I am fairly confident that this has been like this since the Qt 1.x days, and that it was designed to be like that. One can argue that we should have done things differently back then, but here we are. The reason why it is how it is can perhaps be explained with the following equivalent:

We don’t deliver a mouseReleaseEvent to the pressed widget when the pressing of the widget opens a modal dialog. The widget is modally blocked by the dialog, and must not receive any input events during that time. The button will stay pressed, also after you closed the dialog.

    void mousePressEvent(QMouseEvent *e)
        QDialog dialog(this);

If you write a UI like that, it’s a bug in your UI. The fix in the above case is to call setDown(false); after the dialog returned not to deliver a mouseReleaseEvent to the button that never occurred.

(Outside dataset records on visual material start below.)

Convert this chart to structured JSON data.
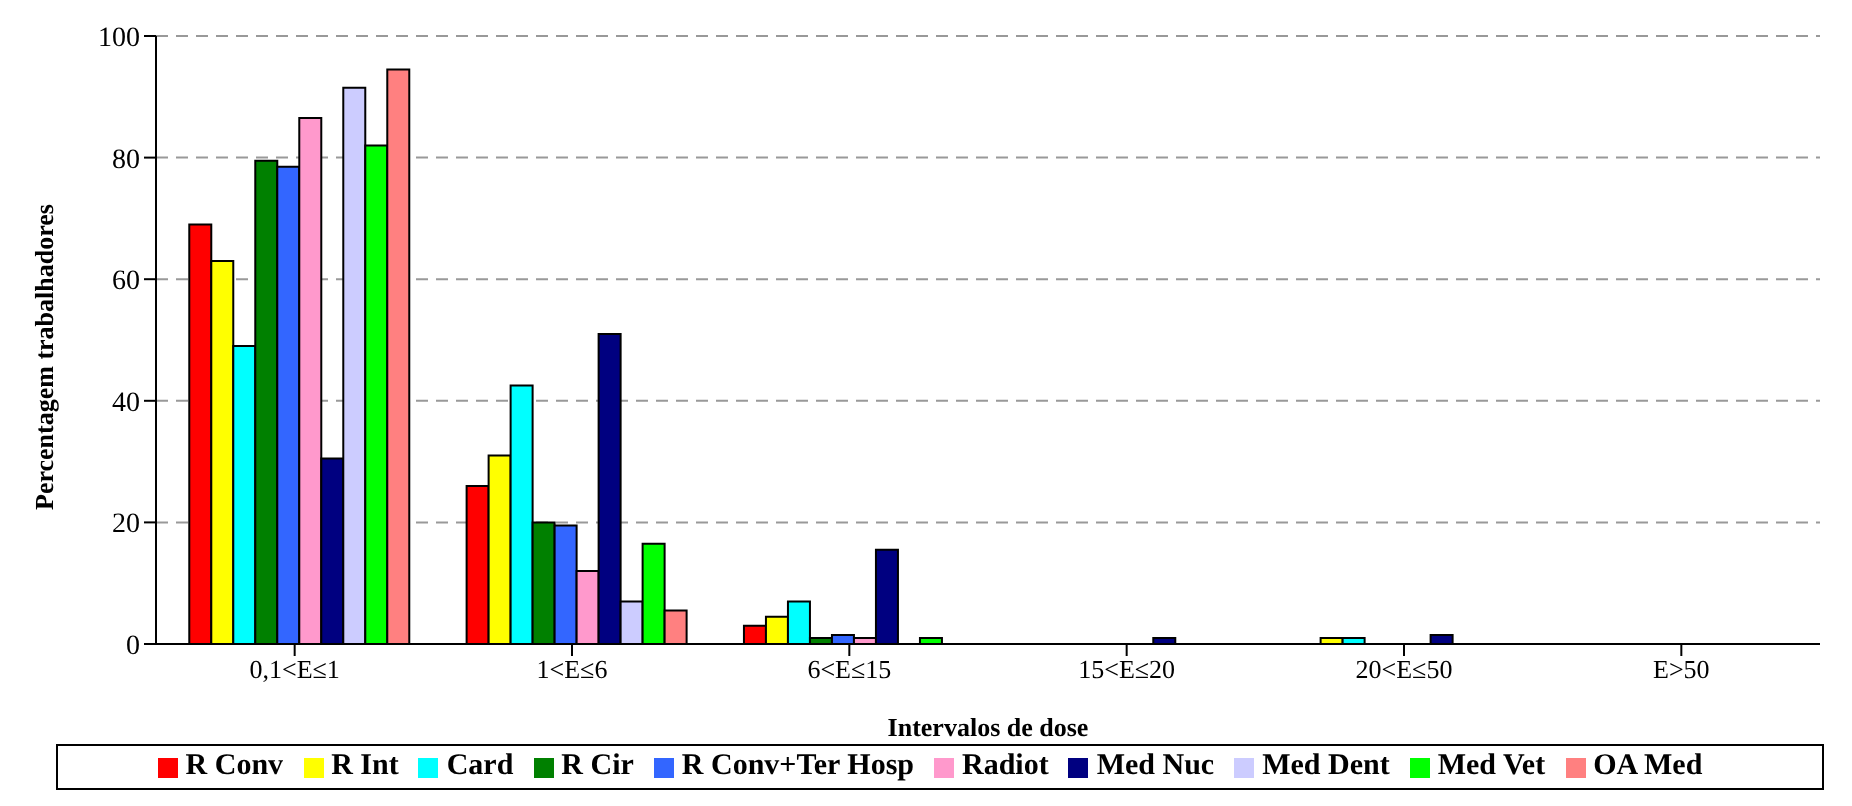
{
  "chart_data": {
    "type": "bar",
    "xlabel": "Intervalos de dose",
    "ylabel": "Percentagem trabalhadores",
    "categories": [
      "0,1<E≤1",
      "1<E≤6",
      "6<E≤15",
      "15<E≤20",
      "20<E≤50",
      "E>50"
    ],
    "series": [
      {
        "name": "R Conv",
        "color": "#ff0000",
        "values": [
          69,
          26,
          3,
          null,
          null,
          0
        ]
      },
      {
        "name": "R Int",
        "color": "#ffff00",
        "values": [
          63,
          31,
          4.5,
          null,
          1,
          0
        ]
      },
      {
        "name": "Card",
        "color": "#00ffff",
        "values": [
          49,
          42.5,
          7,
          0,
          1,
          0
        ]
      },
      {
        "name": "R Cir",
        "color": "#008000",
        "values": [
          79.5,
          20,
          1,
          0,
          0,
          0
        ]
      },
      {
        "name": "R Conv+Ter Hosp",
        "color": "#3366ff",
        "values": [
          78.5,
          19.5,
          1.5,
          0,
          0,
          0
        ]
      },
      {
        "name": "Radiot",
        "color": "#ff99cc",
        "values": [
          86.5,
          12,
          1,
          0,
          0,
          0
        ]
      },
      {
        "name": "Med Nuc",
        "color": "#000080",
        "values": [
          30.5,
          51,
          15.5,
          1,
          1.5,
          0
        ]
      },
      {
        "name": "Med Dent",
        "color": "#ccccff",
        "values": [
          91.5,
          7,
          null,
          0,
          null,
          0
        ]
      },
      {
        "name": "Med Vet",
        "color": "#00ff00",
        "values": [
          82,
          16.5,
          1,
          0,
          0,
          0
        ]
      },
      {
        "name": "OA Med",
        "color": "#ff8080",
        "values": [
          94.5,
          5.5,
          0,
          0,
          0,
          0
        ]
      }
    ],
    "ylim": [
      0,
      100
    ],
    "yticks": [
      0,
      20,
      40,
      60,
      80,
      100
    ],
    "grid": "y",
    "legend": "bottom"
  }
}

QDrag::exec starts a modal interaction with the system, and it is blocking. It’s in practice identical to calling QDialog::exec() - modal, and blocking.

>> For instance, QAbstractItemView does not expect to get a mouseReleaseEvent when QAbstractItemView::startDrag returns. I didn’t test it, but it start the editor of the item that was dragged, which might crash when that index got removed by the drag!
>> Widgets that support drag’n’drop need to reset their state when QDrag::exec returns, and must be able to rely that they don’t get a mouseReleaseEvent when that mouse release already was processed by the drag’n’drop system to end the drag.
> But this simply can't be done reliably in general, as you don't necessarily have access to that state so you can't reset it. Again, what if tomorrow QPushButton starts drawing itself differently depending on mouse movements, and wants to see the release to reset its drawing?

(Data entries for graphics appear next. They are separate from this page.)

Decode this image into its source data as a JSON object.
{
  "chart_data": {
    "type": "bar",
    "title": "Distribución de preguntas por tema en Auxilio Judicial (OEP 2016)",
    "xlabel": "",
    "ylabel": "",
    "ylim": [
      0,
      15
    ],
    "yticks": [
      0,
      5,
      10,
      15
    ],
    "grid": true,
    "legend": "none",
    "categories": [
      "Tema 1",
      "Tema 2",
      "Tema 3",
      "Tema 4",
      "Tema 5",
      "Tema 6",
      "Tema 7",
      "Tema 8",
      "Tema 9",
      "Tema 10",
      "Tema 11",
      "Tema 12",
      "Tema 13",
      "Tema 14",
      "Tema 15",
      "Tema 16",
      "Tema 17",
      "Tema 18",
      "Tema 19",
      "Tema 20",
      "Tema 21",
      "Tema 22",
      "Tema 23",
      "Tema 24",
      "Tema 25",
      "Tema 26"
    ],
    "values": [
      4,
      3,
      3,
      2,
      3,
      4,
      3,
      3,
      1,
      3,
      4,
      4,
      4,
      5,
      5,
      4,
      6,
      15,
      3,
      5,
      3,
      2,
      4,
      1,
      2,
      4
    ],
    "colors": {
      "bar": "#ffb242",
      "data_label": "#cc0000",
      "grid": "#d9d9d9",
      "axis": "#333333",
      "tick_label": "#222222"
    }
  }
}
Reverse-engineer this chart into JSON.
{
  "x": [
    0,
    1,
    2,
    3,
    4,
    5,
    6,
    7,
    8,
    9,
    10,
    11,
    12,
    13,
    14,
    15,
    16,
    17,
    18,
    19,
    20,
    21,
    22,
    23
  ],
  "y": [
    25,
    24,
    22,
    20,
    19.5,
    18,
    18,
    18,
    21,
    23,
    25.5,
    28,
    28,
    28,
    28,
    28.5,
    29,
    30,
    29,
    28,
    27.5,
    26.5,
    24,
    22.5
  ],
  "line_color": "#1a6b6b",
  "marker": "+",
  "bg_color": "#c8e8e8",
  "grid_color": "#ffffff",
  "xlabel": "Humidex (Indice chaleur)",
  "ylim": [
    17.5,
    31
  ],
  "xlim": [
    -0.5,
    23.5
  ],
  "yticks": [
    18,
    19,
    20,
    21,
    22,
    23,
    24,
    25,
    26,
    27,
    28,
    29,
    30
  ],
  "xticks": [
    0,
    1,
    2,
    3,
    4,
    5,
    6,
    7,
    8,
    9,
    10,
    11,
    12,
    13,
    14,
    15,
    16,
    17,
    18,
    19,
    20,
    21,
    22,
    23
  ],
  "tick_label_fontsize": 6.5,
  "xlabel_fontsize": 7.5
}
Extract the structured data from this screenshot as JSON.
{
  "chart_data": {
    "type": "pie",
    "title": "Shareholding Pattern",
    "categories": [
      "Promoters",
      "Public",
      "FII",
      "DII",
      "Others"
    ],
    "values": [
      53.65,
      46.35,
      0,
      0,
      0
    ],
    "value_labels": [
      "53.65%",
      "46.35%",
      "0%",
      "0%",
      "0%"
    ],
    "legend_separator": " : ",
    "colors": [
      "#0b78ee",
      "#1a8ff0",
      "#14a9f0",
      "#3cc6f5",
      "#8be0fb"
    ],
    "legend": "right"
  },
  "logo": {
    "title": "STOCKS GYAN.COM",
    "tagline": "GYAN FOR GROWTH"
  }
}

If as the widget author you don’t have access to the states you need, then you have a problem anyway. And yes, not all classes in Qt are designed for you to override them and add arbitrary interaction models on top. QAbstractButton naturally is designed to be overridden, and it gives you access to the states you need, e.g. via setDown in this case. If you want the button to be pressed while the drag is going on, call setDown(false) when QDrag::exec returns; if you want the button to be raised while the drag is going on, call setDown(false) just before you call QDrag::exec. That’s your choice as the widget author, not Qt’s.

With other widgets, it will be harder to add new interaction models without conflicting with the existing ones. Then you will have to decide on the tradeoffs you want, or push patches that make more functionality available through protected members etc.